Most of the tea drinkers in the Western world enjoy black tea, while many in Asia, the Middle East, and northern Africa prefer green tea. The same evergreen shrub (Camellia sinensis) produces the hairy, ovate leaves from which both versions of this popular beverage are brewed. The difference in color—black versus green—depends on the way tea is processed.
To make black tea, the leaves are dried, rolled, fermented, and then roasted. This process—with its extensive handling, heating, and exposure to air—changes black tea’s chemical composition, modifying some of the medicinal qualities of plant chemicals (or phytochemicals) known as polyphenols. The fun-to-say oolong tea is partially fermented, which puts it in the middle of the tea continuum. For green tea, the plant’s leaves are steamed, then dried. That’s all the processing it gets.
Drink Tea for Your Teeth
A large and growing body of scientific research shows that the better-retained phytochemicals help green tea promote health, including gum and dental health. Besides providing several antibacterial compounds that protect against germs and infections, the polyphenols in green tea prevent plaque from building up on teeth. Not only does green tea fight cavities and gum disease, but it also contains a little fluoride. Sip it slowly for maximum benefits; if nobody’s watching, you can swish it around like mouthwash, too.
Antioxidant Action Protects Against Cancer
Polyphenols (consisting of catechin, epicatechin, epigallocatechin gallate, proanthocyanidins, among other plant chemicals) provide antioxidant support to muscles—even more than vitamins C and E, labora-tory research suggests. These substances promote the action of antioxidant enzymes (like glutathione) in the muscles and inhibit the creation of cancer-causing substances from nitrites, possibly explaining the far lower cancer rates found in countries (like China and Japan) that drink green tea.

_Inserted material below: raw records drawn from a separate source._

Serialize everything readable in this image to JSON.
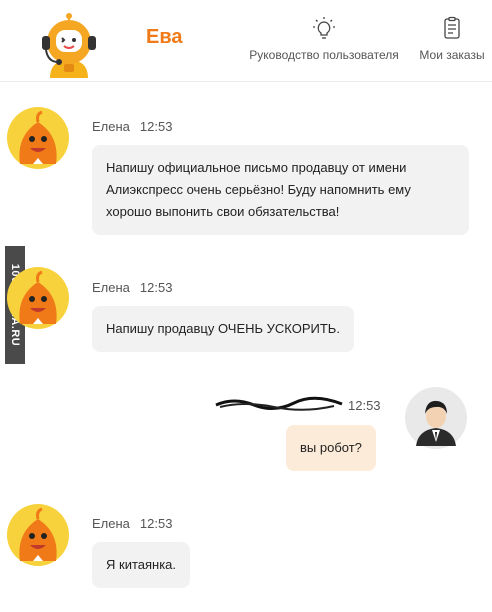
{
  "header": {
    "bot_name": "Ева",
    "guide_label": "Руководство пользователя",
    "orders_label": "Мои заказы",
    "icons": {
      "bot": "robot-mascot-icon",
      "guide": "lightbulb-icon",
      "orders": "clipboard-list-icon"
    }
  },
  "watermark": "1001MEMA.RU",
  "messages": [
    {
      "sender": "Елена",
      "time": "12:53",
      "text_lines": [
        "Напишу официальное письмо продавцу от имени",
        "Алиэкспресс очень серьёзно! Буду напомнить ему",
        "хорошо выпонить свои обязательства!"
      ]
    },
    {
      "sender": "Елена",
      "time": "12:53",
      "text": "Напишу продавцу ОЧЕНЬ УСКОРИТЬ."
    },
    {
      "sender": "",
      "time": "12:53",
      "text": "вы робот?",
      "own": true
    },
    {
      "sender": "Елена",
      "time": "12:53",
      "text": "Я китаянка."
    }
  ],
  "colors": {
    "accent": "#f07a18",
    "agent_bubble": "#f2f2f2",
    "own_bubble": "#fdebd9"
  }
}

Good for the Bones, Good for the Heart
A prospective study of more than 1,000 people in Taiwan links habitual tea drinking with higher bone mineral density. In fact, study participants who had been drinking tea regularly for more than 10 years had the highest bone min-eral density in all body regions tested, including the hip and lumbar spine. Epidemiological research suggests that tea also prevents atherosclerosis and cardiovascular disease. The anti-oxidants and other plant chemicals in green tea are useful against angina, coronary heart disease, high blood pressure, and high cholesterol.
If you’re one of the many Americans with risk factors for heart disease, there’s good news from Japan. Researchers there have found that consumption of as little as one cup of green tea per day lessened heart attack risk by a whopping 42 percent for study participants.

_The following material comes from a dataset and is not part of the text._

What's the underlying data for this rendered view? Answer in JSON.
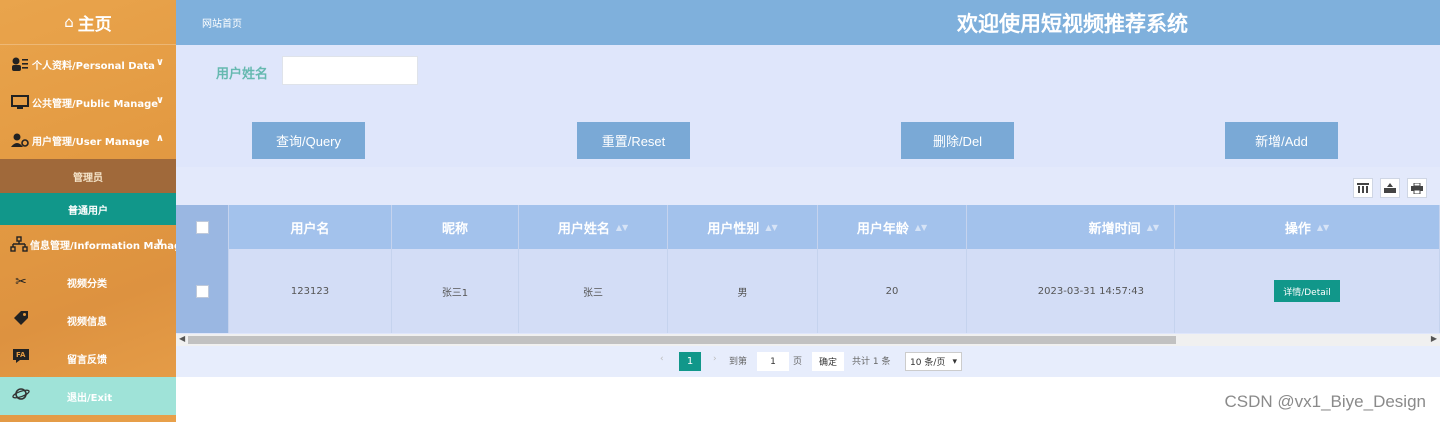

And black tea’s no slouch, either. A new study of more than 3,000 people in Saudi Arabia showed a reduction of more than 50 percent in coronary heart disease risk for people who drank black tea (six-plus cups a day). An American study has found an association between heart-attack survival and the drinking of tea in the year prior to the attack. Maybe it’s time for us high-risk Americans to adopt tea time as a national pastime.
Tea’s Energizing Effects
Tea’s caffeine can perk you up, accelerating the heart rate, increasing blood flow, and encouraging breathing. It seems just as safe as, if not safer than, drinking coffee. Each has its own virtues and vices, so some of both might be better than a whole lot of either. If caffeine is a problem, tea is more user-friendly. But for some folks, drinking too much can also lead to gastric upset, insomnia, and the jitters. If that’s the case, enjoy decaffeinated tea for health benefits—without the stimulating effects.